Family Free Genome Comparison (FFGC) is a self-contained workflow system that provides functionality for all steps of a family-free gene order analysis starting from annotated genome sequences: (1) the computation of local sequence alignment scores between genes of two or more gene order sequences using on BLAST+ (Necessary BLAST+ binaries are included in the binary releases of this software); (2) the establishment of gene relationships; and (3) the actual family-free gene order analysis.

Supplied with a set of genome sequences, FFGC creates a project associated with an autarkic folder hierarchy. In creating the directories, FFGC includes parameter values in folder names for all steps of the workflow, thereby enabling the simultaneous execution, allocation, and simple maintenance of generated data from several analyses with varying parameter settings.

The create_project command of FFGC admits three alternative input variants: (i) files in genbank format, (ii) pairs of (multi-record) fasta and general feature format (GFF) files, and (iii) fasta files that are already in an anticipated formatting.

For input variant (ii), each fasta file must be associated with a single organism and each of its records must correspond to a contig or chromosome of the organism's genome. Further, their corresponding GFF files must share the same name -- except for the file ending '.gff'.

For input variant (iii), each fasta record must correspond to an atomic unit of a gene order sequence, featuring a unique record ID that indicates its association to a chromosome or contig. Further, the order of the records in their corresponding fasta files must already correspond to the order of their anticipated gene order sequences.

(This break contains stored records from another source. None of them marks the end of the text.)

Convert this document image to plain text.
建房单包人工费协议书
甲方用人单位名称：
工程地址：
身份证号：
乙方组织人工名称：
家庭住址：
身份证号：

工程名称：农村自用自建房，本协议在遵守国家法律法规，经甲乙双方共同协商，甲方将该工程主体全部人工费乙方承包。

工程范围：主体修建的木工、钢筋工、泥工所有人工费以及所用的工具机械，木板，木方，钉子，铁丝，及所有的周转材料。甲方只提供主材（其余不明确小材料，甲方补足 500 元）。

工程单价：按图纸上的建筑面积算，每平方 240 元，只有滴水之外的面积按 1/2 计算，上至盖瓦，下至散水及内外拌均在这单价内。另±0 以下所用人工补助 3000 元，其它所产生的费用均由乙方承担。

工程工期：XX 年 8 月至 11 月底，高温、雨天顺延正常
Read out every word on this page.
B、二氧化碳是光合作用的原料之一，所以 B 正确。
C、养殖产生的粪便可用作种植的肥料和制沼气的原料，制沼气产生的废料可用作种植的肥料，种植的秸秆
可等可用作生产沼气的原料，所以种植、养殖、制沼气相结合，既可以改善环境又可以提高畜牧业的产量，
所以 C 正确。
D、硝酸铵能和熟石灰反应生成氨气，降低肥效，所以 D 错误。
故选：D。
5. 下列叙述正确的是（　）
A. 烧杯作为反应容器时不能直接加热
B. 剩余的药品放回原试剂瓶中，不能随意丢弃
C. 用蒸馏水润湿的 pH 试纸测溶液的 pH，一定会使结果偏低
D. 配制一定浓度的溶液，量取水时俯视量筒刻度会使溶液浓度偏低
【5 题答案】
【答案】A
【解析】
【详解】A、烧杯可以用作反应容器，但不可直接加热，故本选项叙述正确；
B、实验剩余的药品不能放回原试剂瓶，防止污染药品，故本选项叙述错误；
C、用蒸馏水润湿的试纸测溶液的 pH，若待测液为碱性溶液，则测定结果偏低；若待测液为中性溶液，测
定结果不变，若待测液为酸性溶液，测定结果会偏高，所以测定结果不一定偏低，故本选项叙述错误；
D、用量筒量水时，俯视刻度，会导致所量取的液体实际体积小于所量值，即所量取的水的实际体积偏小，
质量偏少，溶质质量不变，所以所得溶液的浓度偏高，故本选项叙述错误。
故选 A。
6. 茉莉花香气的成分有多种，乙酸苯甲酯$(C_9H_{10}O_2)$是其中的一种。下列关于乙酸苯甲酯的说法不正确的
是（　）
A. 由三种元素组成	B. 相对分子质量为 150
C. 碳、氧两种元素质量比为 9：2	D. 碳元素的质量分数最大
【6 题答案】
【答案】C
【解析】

For input variants (i) and (ii), create_project allows annotated genomic features to be filtered by type. The selected annotations are then extracted and in further analysis considered as the atomic units of gene order sequences that are henceforth denoted as genes. FFGC enables the performance of family-free analysis on either the nucleotide or the protein sequence level.

After the project is created, the genome sequences, intermediary data, and outputs of the various family-free analyses are maintained by the rule-based workflow management system snakemake. The workflow and paramater settings of individual family-free analyses can be adjusted in the configuration file config.yaml located in the root directory of each FFGC project.

Snakemake workflow schema of FFGC

The figure above gives an overview of the snakemake workflow provided by FFGC. Each terminal rule (a leaf of the tree, starting with "all_") represents a workflow task associated with a family-free analysis. The tasks are executed by running snakemake -p <task> in the root directory of a FFGC project.